Al Centro Popolare la FUCINA
Via Falck 44, Sesto S.Giovanni
(MM1 Sesto Rondò o FS, di fronte al Cinema Dante.
Mail: ass.lafucina @ libero.it)

FOIBE, UN FALSO STORICO

Dibattito con:
CLAUDIA CERNIGOI, autrice di “Operazione Foibe. Tra storia e mito”
e
ALESSANDRA KERSEVAN, editrice

Lo scorso 10 febbraio si e’ celebrata la “giornata del ricordo”,
contraltare del centrodestra alla “giornata della memoria” istituita a
ricordo degli stermini del nazismo.
La RAI ha prodotto una fiction ad hoc sulle foibe, applaudita dalla
destra e dalla sinistra istituzionale, mentre i settori piu’
lungimiranti della destra hanno approfittato dell’assenza di ogni
critica a questa operazione di palese revisione della storia per
proseguire l’opera di denigrazione della Resistenza (di ieri, per
criminalizzare quella di oggi), che prosegue con la concessione delle
pensioni di guerra ai repubblichini di Salo’, con gli scarsi fondi
messi a disposizione per la celebrazione del 60 della Resistenza
antifascista, con la programmazione di una nuova fiction tratta dal
libello anticomunista “Il sangue dei vinti” di Giampaolo Pansa, ecc.
Il tutto, mentre le truppe italiche di nuovo calcano terre straniere in
veste di colonizzatori, mentre quasi quotidianamente centri sociali o
sedi politiche vengono dati alle fiamme e distrutti, mentre si
restringono gli spazi di agibilita’ politica per chi non si piega al
pensiero unico.

Il popolo jugoslavo ha avuto, a causa del fascismo e del nazismo, oltre
300.000 morti, decine di migliaia di internati nei campi di
concentramento italiani e tedeschi, terre confiscate ed interi villaggi
distrutti. Chi sono gli “infoibati”? In larga misura coloro che,
direttamente o indirettamente, si sono resi responsabili di queste
atrocità. Questo per noi significa collocare l’esistenza delle “Foibe”
(per quello che veramente sono state nelle forme e nei numeri) come
giusta e inevitabile risposta popolare a fascisti, squadristi,
repubblichini, collaborazionisti, delatori e spie. L’unica giustizia
possibile.
Infatti i 1.300 italiani, criminali di guerra, responsabili dei crimini
in Africa prima ed in Jugoslavia poi, richiesti dai paesi coinvolti,
non sono mai stati consegnati, ma sono rimasti impuniti e spesso hanno
assunto posti di comando nel periodo successivo alla guerra.
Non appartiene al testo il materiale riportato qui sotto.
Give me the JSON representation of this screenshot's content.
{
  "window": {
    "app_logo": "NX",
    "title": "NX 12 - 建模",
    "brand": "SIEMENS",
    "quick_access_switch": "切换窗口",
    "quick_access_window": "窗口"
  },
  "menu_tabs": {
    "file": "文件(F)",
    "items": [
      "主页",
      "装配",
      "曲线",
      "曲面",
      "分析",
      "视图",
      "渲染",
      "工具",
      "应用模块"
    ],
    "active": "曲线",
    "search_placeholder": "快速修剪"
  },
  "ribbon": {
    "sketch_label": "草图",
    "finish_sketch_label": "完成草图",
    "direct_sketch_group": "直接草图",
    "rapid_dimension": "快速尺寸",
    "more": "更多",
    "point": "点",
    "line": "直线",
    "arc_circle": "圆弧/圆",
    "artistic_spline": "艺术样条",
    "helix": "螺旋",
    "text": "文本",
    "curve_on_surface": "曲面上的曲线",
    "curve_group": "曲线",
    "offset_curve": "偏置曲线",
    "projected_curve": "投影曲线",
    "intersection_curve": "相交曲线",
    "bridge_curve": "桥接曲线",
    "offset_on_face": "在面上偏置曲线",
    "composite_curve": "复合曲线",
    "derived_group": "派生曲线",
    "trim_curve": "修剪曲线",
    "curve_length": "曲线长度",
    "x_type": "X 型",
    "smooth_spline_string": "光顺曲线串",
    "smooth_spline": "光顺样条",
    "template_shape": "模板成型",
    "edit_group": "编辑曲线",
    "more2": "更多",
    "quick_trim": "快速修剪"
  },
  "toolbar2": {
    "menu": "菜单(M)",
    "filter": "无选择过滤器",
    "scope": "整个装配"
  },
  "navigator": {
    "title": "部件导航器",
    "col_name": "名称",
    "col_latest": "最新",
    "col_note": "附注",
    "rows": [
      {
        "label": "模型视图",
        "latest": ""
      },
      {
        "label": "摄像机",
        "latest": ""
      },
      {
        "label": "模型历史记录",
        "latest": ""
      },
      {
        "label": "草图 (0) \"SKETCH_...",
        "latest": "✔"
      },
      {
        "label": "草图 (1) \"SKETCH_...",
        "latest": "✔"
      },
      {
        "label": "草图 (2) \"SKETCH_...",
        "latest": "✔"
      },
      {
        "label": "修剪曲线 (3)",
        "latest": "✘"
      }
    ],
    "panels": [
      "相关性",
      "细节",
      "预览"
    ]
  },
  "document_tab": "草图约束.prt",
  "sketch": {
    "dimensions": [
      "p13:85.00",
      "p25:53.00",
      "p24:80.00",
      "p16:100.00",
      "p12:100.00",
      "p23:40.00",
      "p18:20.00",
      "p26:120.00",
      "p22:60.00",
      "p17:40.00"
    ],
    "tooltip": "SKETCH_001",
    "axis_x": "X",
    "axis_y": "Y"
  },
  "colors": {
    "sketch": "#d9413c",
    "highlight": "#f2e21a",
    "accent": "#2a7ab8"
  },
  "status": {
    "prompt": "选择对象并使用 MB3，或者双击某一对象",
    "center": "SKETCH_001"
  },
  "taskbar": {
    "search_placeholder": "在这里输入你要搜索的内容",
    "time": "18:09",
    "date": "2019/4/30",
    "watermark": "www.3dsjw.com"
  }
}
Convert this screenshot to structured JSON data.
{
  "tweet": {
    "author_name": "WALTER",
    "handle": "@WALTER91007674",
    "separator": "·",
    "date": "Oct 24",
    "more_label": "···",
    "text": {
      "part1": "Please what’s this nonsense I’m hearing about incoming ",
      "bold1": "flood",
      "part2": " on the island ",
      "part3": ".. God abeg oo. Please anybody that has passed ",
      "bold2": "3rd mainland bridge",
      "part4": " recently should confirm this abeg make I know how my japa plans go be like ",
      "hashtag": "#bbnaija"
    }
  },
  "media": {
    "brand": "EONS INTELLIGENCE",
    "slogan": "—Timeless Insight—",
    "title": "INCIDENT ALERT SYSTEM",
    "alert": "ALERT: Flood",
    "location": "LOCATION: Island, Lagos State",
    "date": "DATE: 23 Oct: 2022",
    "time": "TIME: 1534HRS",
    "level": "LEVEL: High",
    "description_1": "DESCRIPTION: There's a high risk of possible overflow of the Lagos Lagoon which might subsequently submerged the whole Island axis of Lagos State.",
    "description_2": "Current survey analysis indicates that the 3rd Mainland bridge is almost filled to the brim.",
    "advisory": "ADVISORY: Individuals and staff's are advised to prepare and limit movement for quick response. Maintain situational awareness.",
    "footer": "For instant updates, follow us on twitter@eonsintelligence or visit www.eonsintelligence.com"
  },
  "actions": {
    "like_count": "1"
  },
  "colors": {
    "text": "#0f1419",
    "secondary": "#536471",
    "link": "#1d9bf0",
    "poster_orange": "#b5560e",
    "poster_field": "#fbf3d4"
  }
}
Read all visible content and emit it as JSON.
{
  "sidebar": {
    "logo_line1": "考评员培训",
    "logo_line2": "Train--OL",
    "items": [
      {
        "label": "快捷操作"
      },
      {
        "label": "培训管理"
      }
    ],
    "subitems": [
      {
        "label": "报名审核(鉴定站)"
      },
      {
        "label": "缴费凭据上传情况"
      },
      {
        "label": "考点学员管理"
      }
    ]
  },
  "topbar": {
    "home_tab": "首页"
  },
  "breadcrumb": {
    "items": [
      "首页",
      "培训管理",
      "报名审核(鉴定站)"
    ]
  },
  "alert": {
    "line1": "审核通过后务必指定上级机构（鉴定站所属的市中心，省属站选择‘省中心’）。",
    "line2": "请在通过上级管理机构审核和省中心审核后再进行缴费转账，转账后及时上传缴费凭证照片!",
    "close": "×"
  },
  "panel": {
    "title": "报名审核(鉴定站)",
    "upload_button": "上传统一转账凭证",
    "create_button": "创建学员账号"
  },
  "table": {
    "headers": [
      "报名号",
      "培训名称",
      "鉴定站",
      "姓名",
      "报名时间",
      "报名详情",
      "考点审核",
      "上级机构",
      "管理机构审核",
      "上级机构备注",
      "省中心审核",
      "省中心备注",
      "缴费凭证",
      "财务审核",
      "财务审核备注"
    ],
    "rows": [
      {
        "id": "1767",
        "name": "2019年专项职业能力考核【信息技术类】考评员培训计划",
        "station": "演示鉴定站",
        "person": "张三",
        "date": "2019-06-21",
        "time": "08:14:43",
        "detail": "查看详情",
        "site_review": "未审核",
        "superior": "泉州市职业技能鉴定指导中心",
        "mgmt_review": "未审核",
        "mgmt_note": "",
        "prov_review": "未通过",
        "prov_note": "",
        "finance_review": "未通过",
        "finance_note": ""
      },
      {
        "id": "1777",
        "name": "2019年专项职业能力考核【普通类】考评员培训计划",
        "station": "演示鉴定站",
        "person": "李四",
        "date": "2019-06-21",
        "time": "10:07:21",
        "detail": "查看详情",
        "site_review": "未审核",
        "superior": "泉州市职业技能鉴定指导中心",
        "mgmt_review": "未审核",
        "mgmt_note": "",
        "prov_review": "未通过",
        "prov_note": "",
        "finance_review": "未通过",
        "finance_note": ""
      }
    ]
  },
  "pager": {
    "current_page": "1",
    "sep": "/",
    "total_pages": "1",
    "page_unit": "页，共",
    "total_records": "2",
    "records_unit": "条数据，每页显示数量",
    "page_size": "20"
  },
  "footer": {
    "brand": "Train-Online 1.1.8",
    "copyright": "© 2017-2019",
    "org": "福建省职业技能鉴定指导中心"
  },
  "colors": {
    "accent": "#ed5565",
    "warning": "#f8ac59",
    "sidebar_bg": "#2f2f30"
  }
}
Per questo e’ oggi importantissimo organizzare momenti di informazione
su questi temi, poiche’ crediamo che simili iniziative contribuiscano
alla conoscenza, attraverso i fatti, di come realmente si sono svolti
gli avvenimenti, a contrastare la cosiddetta opera di “pacificazione”,
che vorrebbe porre sullo stesso piano antifascisti e fascisti,
liberatori ed oppressori, torturati e torturatori.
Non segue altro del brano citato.